Anish A. Sheth, M.D.
Yale University School of Medicine
New Haven, CT 06520
anish.sheth@yale.edu
The discussants reply: Drs. Murad and Janssen correctly point out that TIPS can be associated with excellent short-term outcomes in the management of the Budd–Chiari syndrome.1 However, long-term follow-up will be required to assess the durability of this benefit. They also suggest a prognostic classification scheme with the use of simple, objective criteria that appear to correlate well with the outcome when the criteria are applied retrospectively.1 Although this scheme is attractive, prospective studies are still needed to confirm the validity of these criteria. When the criteria are applied to patients with moderately advanced cases of the Budd–Chiari syndrome, such as our patient, improved survival was actually suggested for patients who underwent portosystemic shunt surgery. The team that was involved in the care of this patient thought that the durability of shunt surgery and its greater potential for improved survival justified this option as the first choice.
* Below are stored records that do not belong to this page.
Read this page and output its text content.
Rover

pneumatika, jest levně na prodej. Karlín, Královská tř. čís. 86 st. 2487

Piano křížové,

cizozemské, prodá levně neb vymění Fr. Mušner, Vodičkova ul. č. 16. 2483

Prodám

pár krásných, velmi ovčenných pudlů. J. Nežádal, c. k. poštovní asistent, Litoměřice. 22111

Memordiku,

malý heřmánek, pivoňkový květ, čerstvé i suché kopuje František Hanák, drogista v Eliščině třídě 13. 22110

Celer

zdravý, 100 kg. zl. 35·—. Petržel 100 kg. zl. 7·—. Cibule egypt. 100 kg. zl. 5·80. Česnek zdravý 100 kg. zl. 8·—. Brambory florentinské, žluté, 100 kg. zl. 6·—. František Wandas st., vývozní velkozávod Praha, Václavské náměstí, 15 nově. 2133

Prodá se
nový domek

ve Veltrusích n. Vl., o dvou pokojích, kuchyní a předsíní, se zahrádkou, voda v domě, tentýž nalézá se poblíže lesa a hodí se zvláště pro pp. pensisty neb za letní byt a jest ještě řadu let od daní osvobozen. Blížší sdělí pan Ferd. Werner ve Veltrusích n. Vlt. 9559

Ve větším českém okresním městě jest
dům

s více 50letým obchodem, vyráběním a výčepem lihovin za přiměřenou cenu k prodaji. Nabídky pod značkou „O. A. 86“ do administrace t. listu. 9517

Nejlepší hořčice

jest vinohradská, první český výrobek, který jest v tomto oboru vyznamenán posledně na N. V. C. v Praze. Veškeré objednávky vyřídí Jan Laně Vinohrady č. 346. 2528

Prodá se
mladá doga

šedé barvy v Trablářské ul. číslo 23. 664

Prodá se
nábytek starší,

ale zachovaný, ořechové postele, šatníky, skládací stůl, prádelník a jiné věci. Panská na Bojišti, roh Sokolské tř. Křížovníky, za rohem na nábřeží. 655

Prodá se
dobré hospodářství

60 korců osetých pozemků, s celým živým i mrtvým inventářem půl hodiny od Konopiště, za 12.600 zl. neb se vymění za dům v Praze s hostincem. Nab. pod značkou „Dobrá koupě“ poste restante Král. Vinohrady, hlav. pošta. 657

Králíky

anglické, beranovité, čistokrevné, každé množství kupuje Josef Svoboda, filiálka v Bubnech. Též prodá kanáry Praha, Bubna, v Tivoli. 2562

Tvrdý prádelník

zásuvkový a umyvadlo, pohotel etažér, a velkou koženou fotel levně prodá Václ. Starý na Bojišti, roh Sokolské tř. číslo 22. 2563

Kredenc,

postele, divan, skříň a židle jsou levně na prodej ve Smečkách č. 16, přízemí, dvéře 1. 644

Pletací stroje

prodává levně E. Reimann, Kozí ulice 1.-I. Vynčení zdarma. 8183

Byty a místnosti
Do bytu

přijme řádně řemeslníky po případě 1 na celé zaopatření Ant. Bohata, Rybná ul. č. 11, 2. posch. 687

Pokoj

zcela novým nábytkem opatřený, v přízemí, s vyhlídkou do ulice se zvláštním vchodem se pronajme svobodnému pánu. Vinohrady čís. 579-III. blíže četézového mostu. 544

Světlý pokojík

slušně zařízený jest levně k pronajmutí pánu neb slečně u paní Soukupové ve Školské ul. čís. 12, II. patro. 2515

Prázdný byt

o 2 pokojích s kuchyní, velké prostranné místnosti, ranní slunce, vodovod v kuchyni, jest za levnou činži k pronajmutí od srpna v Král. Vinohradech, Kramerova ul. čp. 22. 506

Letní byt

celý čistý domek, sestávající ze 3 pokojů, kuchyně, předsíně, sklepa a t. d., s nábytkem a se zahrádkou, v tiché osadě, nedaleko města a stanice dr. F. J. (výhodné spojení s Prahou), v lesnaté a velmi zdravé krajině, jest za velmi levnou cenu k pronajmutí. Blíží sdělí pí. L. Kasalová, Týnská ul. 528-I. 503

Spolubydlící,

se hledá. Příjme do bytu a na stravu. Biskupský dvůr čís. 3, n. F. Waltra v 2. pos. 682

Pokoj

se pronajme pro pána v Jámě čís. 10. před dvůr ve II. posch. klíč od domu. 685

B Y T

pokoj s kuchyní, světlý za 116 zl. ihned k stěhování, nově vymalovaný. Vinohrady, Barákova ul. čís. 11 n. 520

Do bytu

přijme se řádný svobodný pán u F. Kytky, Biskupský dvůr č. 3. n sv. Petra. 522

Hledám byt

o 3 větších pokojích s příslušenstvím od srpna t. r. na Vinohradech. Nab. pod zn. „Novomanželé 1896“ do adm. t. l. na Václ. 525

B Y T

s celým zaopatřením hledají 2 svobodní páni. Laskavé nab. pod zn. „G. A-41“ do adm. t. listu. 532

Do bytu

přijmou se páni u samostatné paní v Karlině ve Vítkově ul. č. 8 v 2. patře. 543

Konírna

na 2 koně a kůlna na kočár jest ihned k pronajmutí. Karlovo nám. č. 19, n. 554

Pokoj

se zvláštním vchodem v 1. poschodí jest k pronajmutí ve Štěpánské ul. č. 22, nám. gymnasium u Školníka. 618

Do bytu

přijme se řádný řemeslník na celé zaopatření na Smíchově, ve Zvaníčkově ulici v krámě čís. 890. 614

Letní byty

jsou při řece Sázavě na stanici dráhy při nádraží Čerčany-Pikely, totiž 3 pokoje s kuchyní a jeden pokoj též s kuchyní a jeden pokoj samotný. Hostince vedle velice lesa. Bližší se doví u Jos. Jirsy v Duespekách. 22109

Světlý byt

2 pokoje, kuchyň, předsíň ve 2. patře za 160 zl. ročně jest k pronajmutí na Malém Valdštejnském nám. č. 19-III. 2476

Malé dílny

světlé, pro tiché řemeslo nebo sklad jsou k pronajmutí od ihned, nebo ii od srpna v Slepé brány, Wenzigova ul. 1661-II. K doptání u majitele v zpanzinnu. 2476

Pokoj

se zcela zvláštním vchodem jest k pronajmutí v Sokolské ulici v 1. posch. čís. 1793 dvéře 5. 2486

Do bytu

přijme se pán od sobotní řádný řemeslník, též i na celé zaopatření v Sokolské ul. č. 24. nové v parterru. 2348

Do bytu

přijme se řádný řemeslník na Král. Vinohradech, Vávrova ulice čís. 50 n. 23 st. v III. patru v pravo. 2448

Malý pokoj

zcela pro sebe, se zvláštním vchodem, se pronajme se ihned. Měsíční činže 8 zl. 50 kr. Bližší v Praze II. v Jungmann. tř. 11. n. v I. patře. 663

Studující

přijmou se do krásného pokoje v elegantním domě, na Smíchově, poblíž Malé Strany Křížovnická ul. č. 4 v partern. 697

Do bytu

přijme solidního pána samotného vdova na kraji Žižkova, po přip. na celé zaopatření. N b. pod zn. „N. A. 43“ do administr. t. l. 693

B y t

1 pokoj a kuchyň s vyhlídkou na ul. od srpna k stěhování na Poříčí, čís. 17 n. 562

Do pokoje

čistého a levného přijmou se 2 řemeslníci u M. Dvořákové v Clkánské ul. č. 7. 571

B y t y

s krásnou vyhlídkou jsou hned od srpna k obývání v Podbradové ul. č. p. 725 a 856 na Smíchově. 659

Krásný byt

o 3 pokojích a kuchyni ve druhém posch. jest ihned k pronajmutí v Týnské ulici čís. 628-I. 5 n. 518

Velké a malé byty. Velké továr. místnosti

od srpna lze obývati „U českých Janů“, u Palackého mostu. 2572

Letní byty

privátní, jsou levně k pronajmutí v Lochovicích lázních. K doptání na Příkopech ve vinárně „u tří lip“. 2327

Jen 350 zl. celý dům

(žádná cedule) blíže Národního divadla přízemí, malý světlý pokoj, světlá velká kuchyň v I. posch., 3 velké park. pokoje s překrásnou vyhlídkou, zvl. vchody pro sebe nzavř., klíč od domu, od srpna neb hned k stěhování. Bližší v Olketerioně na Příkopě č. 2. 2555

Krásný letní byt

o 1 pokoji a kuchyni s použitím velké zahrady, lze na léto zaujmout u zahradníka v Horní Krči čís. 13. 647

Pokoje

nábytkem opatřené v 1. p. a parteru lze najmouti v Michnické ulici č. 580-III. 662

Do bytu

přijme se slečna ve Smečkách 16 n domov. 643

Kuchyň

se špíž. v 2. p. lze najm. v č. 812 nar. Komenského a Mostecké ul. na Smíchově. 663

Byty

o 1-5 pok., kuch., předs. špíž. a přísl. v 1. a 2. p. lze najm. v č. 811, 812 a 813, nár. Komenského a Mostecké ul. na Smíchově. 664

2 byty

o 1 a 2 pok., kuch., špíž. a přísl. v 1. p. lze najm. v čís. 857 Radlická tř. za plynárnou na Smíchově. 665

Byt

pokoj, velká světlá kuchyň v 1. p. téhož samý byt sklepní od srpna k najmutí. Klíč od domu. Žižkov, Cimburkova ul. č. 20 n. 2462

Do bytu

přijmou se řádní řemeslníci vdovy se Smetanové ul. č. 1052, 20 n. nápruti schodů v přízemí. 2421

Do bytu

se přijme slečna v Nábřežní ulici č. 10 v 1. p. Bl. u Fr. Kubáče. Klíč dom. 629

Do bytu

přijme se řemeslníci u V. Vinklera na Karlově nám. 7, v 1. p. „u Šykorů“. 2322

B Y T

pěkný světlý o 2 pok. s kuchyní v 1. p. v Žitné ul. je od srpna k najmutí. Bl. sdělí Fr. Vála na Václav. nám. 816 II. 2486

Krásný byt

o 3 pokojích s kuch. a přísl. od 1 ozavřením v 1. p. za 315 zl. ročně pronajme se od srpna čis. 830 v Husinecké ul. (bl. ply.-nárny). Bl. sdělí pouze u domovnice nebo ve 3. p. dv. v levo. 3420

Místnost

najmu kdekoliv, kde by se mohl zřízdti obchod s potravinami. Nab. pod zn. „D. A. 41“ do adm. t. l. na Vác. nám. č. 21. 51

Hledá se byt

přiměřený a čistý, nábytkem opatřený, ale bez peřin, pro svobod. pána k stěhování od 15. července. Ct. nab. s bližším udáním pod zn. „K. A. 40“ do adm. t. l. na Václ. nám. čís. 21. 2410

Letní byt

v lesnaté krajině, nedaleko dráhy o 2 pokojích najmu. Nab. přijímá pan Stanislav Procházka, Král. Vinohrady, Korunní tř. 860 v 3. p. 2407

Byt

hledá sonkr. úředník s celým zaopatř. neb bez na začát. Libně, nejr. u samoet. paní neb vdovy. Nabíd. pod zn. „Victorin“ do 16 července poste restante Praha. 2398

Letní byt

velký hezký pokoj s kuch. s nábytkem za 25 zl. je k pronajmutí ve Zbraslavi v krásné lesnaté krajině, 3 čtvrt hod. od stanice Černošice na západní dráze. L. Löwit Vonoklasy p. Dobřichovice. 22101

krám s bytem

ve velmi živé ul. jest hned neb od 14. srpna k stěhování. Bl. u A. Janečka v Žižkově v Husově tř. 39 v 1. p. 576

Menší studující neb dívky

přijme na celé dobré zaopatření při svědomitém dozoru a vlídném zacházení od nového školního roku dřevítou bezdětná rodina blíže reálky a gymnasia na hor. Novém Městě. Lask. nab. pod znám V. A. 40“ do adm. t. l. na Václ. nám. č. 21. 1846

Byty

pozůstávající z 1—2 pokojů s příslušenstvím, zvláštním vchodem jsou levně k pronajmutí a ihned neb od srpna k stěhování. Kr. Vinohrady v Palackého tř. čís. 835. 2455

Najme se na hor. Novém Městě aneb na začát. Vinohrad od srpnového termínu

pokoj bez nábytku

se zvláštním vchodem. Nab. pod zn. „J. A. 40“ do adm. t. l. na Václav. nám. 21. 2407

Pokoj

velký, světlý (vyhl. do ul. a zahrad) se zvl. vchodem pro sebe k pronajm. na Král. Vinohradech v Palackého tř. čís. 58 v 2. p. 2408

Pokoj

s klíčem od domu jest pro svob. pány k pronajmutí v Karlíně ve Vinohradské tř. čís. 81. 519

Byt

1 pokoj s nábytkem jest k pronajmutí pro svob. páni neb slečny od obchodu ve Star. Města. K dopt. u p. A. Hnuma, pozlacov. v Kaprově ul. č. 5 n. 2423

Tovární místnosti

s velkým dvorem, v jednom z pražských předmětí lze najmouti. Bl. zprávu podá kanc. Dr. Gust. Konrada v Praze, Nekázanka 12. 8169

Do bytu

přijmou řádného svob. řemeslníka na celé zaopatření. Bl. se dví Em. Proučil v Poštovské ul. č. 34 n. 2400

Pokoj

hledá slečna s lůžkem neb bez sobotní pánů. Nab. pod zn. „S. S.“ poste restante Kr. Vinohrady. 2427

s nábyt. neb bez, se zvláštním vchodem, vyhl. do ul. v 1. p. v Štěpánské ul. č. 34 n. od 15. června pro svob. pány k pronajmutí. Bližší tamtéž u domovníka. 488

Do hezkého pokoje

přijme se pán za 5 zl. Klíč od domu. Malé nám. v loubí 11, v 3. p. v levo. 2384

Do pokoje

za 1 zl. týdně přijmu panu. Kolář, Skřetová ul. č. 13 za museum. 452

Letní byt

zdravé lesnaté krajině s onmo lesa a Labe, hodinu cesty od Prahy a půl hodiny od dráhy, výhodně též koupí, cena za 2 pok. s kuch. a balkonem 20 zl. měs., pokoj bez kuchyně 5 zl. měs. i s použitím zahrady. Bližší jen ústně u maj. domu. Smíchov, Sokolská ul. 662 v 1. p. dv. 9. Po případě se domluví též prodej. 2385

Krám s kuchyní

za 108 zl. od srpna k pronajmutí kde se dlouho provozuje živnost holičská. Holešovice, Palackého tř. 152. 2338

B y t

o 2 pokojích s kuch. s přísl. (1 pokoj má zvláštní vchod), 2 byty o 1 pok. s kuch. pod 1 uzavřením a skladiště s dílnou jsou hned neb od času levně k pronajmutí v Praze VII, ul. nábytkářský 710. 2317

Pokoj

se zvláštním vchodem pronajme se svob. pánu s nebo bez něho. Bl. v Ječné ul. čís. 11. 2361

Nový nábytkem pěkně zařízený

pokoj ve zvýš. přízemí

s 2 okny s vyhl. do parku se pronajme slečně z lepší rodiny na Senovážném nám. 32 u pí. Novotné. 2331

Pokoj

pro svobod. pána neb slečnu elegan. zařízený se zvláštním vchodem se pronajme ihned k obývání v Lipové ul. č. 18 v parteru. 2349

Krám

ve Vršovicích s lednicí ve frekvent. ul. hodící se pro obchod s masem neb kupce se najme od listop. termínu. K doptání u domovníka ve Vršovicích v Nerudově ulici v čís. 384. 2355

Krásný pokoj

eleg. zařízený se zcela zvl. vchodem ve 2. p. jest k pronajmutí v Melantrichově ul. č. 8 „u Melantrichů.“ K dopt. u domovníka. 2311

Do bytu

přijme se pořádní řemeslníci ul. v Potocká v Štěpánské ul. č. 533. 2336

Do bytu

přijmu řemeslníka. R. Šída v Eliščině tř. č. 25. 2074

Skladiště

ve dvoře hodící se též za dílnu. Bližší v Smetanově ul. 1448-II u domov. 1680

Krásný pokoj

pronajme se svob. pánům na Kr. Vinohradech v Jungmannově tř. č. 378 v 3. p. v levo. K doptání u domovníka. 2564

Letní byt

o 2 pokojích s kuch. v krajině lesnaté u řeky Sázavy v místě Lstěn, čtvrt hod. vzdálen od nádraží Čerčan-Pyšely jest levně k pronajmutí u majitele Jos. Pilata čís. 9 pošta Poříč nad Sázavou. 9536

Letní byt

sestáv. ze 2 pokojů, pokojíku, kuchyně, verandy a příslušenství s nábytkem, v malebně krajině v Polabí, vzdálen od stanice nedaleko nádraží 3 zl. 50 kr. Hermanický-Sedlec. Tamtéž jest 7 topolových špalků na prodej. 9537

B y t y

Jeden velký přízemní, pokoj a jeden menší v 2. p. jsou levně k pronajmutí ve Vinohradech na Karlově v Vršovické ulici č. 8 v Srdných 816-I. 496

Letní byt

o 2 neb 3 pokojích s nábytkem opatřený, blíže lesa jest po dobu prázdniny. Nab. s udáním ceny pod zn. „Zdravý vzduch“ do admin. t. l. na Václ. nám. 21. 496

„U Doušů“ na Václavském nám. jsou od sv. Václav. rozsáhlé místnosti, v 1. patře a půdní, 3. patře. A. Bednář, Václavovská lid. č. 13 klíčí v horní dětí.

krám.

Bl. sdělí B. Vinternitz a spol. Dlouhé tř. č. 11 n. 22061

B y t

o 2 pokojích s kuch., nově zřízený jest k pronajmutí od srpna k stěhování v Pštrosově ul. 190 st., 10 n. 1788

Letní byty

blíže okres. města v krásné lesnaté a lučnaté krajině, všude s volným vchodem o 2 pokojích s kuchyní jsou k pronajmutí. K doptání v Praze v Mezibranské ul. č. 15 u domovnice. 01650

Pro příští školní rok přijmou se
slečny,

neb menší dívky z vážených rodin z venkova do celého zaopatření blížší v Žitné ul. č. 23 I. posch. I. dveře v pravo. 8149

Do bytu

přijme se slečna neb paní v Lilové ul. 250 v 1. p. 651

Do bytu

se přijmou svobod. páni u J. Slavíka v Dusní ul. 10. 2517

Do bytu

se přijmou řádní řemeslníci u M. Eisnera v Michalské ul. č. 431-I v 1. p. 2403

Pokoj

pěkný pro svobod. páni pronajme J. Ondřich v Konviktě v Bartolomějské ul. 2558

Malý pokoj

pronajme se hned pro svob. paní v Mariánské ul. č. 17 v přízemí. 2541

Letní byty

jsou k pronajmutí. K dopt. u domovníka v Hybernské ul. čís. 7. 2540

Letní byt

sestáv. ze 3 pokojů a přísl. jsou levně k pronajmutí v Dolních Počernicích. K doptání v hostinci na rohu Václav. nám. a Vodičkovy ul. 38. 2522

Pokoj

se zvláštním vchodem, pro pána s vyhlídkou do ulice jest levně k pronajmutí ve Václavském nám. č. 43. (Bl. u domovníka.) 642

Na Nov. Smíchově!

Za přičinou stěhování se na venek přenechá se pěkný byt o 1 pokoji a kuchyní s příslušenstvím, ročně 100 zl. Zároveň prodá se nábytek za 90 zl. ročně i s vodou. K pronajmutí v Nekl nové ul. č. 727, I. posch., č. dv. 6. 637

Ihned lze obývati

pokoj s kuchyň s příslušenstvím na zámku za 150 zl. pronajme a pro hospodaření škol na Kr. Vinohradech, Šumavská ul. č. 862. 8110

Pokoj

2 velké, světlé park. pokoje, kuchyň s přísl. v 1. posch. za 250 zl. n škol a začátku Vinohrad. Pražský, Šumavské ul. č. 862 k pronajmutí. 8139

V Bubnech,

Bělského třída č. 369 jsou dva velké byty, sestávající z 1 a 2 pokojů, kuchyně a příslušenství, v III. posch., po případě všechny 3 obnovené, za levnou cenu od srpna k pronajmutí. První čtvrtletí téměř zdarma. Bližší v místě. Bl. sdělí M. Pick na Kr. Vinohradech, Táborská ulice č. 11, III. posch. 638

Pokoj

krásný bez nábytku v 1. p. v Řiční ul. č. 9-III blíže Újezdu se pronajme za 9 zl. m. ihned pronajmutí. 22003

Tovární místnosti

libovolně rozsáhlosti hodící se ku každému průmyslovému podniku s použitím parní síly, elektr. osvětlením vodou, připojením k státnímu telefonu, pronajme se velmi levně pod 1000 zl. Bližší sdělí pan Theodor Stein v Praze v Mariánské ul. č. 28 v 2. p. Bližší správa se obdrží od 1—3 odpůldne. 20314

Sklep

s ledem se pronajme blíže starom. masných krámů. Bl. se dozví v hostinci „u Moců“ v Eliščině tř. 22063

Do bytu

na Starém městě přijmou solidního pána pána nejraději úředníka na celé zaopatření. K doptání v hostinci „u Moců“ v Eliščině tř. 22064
Dr. Spivak and colleagues correctly point out that a definitive diagnosis of polycythemia vera or essential thrombocythemia could not be made in this patient with the Budd–Chiari syndrome. We were not implying that essential thrombocythemia was the operative diagnosis but merely pointing out that thrombocytosis was the only overt hematologic manifestation. In the past, the diagnosis of polycythemia vera required the assessment of red-cell mass. However, many centers now follow the World Health Organization criteria, which permit the substitution of an elevated hemoglobin level (>18.5 g per deciliter for men and >16.5 g per deciliter for women) for the elevated red-cell mass.2 In fact, our center no longer offers an analysis of red-cell mass as a diagnostic test, since it is no longer routinely ordered. With the availability of molecular markers of disease such as the V617F mutation in JAK2, the classification of myeloproliferative disorders will doubtless evolve toward more precisely defined disease entities.
Dr. Sheth is correct. The sentence regarding the analysis of ascitic fluid should have read, "a high serum–ascites albumin gradient with a high ascitic fluid albumin (>2.5 g per deciliter) is observed."
Raymond T. Chung, M.D.
Philip Amrein, M.D.
Martin Hertl, M.D.
Massachusetts General Hospital
Boston, MA 02114
References
Murad SD, Valla DC, de Groen PC, et al. Determinants of survival and the effect of portosystemic shunting in patients with Budd-Chiari syndrome. Hepatology 2004;39:500-508.
Jaffe ES, Harris NL, Stein H, Vardiman JW, eds. Pathology and genetics of tumours of haematopoietic and lymphoid tissues. Vol. 3 of World Health Organization classification of tumours. Lyon, France: IARC Press, 2001.